Unless things have changed, there are restrictions on bikes if you're going up the west side on Going to the Sun Road. You have to be at the top of Logan's Pass by 11 a.m. & can't get back on until 4 p.m.
Things haven't changed since at least '99 when I first rode it, but the above is not quite correct. Heading east, you must be up to Logan Pass by 11 a.m. Heading west, you may come down from the pass all the way to Sprague Creek Campground, located about a mile west of Lake McDonald Lodge, at any time. You may not head west or east between Sprague Creek and Apgar between 11 a.m. and 4 p.m. There are no time restrictions east of the pass.
Tom: It's definitely worth it if you have the time. As noted, it's a comfortable 3 days from Missoula. I left the park and rode to Flathead Lake State Park in Bigfork the first night, Lake Alva (U.S.F.S. campground on MT 83) the second night and was in Missoula the next day. If you headed that way in the opposite direction, of course) you could make camp at Sprague Creek or Avalanche and the next day ride up and back down the west side sans gear. IMO, the west side is the more stunning side.
To get the "full effect," you might consider going from Missoula to St. Mary via MT 200, U.S. 287 and U.S. 89 and crossing Logan Pass east to west. Camp at Rising Sun in the park and it's only a few thousand feet of climbing up to the pass. However, I am not familair with the traffic conditions on most of that route so I am hesitant to endorse it. I have ridden U.S. 89 between MT 49 and the west entrance to the park at St. Mary. You would have several ups and downs and then a screaming 5-6 mile descent to St. Mary.
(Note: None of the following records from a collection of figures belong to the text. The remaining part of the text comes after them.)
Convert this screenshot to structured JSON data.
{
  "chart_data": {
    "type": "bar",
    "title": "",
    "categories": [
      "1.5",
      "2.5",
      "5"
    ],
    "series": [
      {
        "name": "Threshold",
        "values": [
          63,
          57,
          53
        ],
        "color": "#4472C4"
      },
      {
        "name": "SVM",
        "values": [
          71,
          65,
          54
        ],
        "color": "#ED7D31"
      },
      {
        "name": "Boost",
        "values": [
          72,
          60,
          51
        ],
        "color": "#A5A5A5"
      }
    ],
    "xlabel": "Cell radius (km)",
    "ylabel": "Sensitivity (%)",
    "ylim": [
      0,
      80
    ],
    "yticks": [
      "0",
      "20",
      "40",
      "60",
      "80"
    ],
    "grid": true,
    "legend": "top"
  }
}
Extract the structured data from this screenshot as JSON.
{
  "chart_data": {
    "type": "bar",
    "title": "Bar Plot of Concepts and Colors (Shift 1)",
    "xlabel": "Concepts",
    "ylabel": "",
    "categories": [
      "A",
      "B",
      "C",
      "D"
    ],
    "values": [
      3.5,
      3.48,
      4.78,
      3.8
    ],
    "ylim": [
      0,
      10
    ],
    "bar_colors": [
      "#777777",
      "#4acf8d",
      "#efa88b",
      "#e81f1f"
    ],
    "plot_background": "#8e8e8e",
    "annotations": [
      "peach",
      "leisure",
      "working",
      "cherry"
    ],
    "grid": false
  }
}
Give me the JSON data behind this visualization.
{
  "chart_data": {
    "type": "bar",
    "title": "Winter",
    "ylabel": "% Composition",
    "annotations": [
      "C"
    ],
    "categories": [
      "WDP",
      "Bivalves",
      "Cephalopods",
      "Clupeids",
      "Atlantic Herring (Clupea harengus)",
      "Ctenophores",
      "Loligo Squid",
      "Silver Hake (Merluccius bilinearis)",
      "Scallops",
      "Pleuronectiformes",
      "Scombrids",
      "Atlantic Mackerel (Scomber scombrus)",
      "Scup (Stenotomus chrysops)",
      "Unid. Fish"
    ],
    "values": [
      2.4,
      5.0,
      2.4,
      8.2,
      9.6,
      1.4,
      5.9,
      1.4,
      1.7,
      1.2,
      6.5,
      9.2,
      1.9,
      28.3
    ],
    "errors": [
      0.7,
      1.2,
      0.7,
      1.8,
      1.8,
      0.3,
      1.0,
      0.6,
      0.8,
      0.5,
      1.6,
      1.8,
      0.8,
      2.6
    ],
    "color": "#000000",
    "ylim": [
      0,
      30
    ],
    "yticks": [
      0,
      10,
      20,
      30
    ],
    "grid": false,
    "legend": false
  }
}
Re: Getting between Columbia Falls and West Glacier, I have done both the U.S. 2 option (east from Columbia Falls) and MT 486 to Blankenship and Belton Stage, taking Belton Stage all the way to U.S. 2. (both east and westbound). Aside from the eastern section of Belton Stage, it's unpaved when you leave MT 486. As noted, it can be washboardy. Conditions can vary based on time of year and weather conditions. (Heavy rain can ease some of the washboards.) I didn't find it unmanageable. It's pretty back there and much, much quiter than U.S. 2. You may even see a bear. (We were warned about them by a local who lived back there.) The reason to avoid U.S. 2 is that there is a section near Hungry Horse that has no shoulder. I chanced it going east because I rode pretty early in the morning when traffic was light. Not so sure I would want to do it later in the day with heavier truck and RV traffic. At a minimum, I would recommend the unpaved option heading west as it's a net elevation loss, which means you are climbing less on dirt.